Einstein Copilot isn’t just some kind of basic gen AI wrapper that enables organizations to ask natural language questions about data. Rather, Shih emphasized that it’s a new interface and approach to leveraging the power and data that the Salesforce data stack provides for organizations.

The foundation of that stack is the Salesforce Hyperforce architecture, which provides data residency and compliance for enterprise use cases. On top of Hyperforce is the Salesforce Data Cloud for unifying, harmonizing and cleansing data from multiple sources like Salesforce instances. The Salesforce Data Cloud can also federate with external data lakes and data warehouses such as Snowflake, Databricks, Amazon Redshift and Google BigQuery.

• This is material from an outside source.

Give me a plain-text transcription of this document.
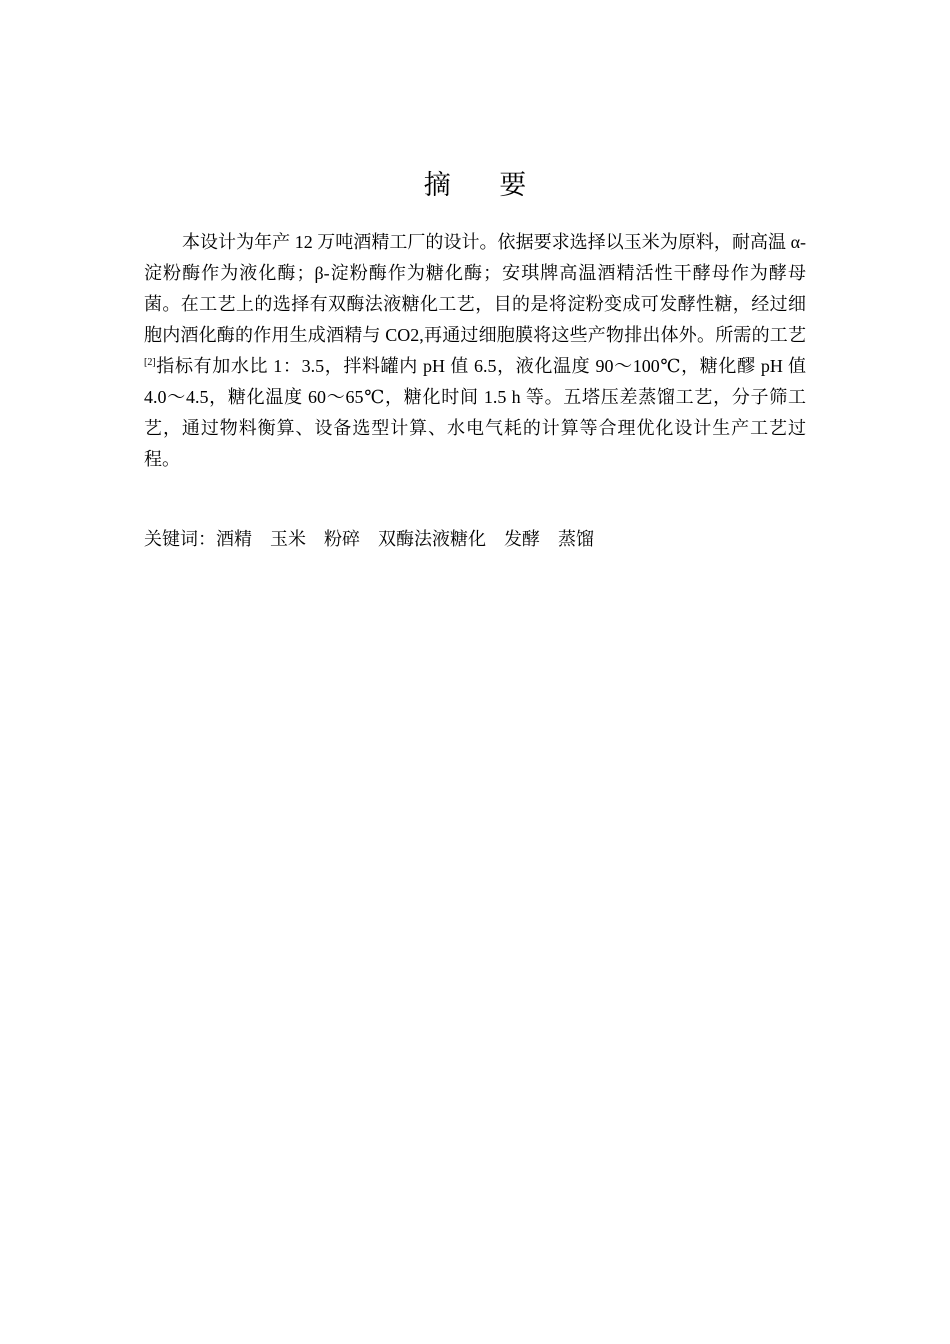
摘 要

本设计为年产 12 万吨酒精工厂的设计。依据要求选择以玉米为原料，耐高温 α-淀粉酶作为液化酶；β-淀粉酶作为糖化酶；安琪牌高温酒精活性干酵母作为酵母菌。在工艺上的选择有双酶法液糖化工艺，目的是将淀粉变成可发酵性糖，经过细胞内酒化酶的作用生成酒精与 CO2,再通过细胞膜将这些产物排出体外。所需的工艺[2]指标有加水比 1：3.5，拌料罐内 pH 值 6.5，液化温度 90～100℃，糖化醪 pH 值 4.0～4.5，糖化温度 60～65℃，糖化时间 1.5 h 等。五塔压差蒸馏工艺，分子筛工艺，通过物料衡算、设备选型计算、水电气耗的计算等合理优化设计生产工艺过程。

关键词：酒精 玉米 粉碎 双酶法液糖化 发酵 蒸馏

Shih explained that the Einstein LLM (large language model) gateway sits on top of that foundation. The Einstein LLM gateway pulls in different gen AI models depending on the use case requirement. Salesforce has developed its own LLMs and also has partnerships with leading vendors including OpenAI, Google, Anthropic and Cohere.

On top of the LLM gateway is the Einstein Trust Layer that provides data privacy, security, toxicity filtering, citations and the tools necessary to support trustworthy AI for enterprise consumption. Shih explained that the overall AI platform and strategy at Salesforce that encompasses all of these underlying technologies that enable products like Einstein Copilot is branded as Einstein 1.

The genius of Einstein is all about context

There is no shortage of organizations building AI copilots and conversational UI interfaces. 

Microsoft for example has a growing list of Copilot services across its software portfolio.

Shih stressed that there is a big difference between what Salesforce is doing with Einstein Copilot and others like Microsoft. In her view, that difference is the contextual data.

According to Shih, it’s metadata that gives context to the data, which is of critical importance. Salesforce’s metadata model has long provided a structured way to define objects, fields, relationships and business logic. For example, metadata can help to identify in a sales context what an opportunity is and how an opportunity is related to an account, with a close date and a financial amount.

“At Salesforce we’ve had our metadata layer since the very beginning and I mean, it wasn’t created for AI, but it turns out that metadata is essential for AI to function properly,” Shih said.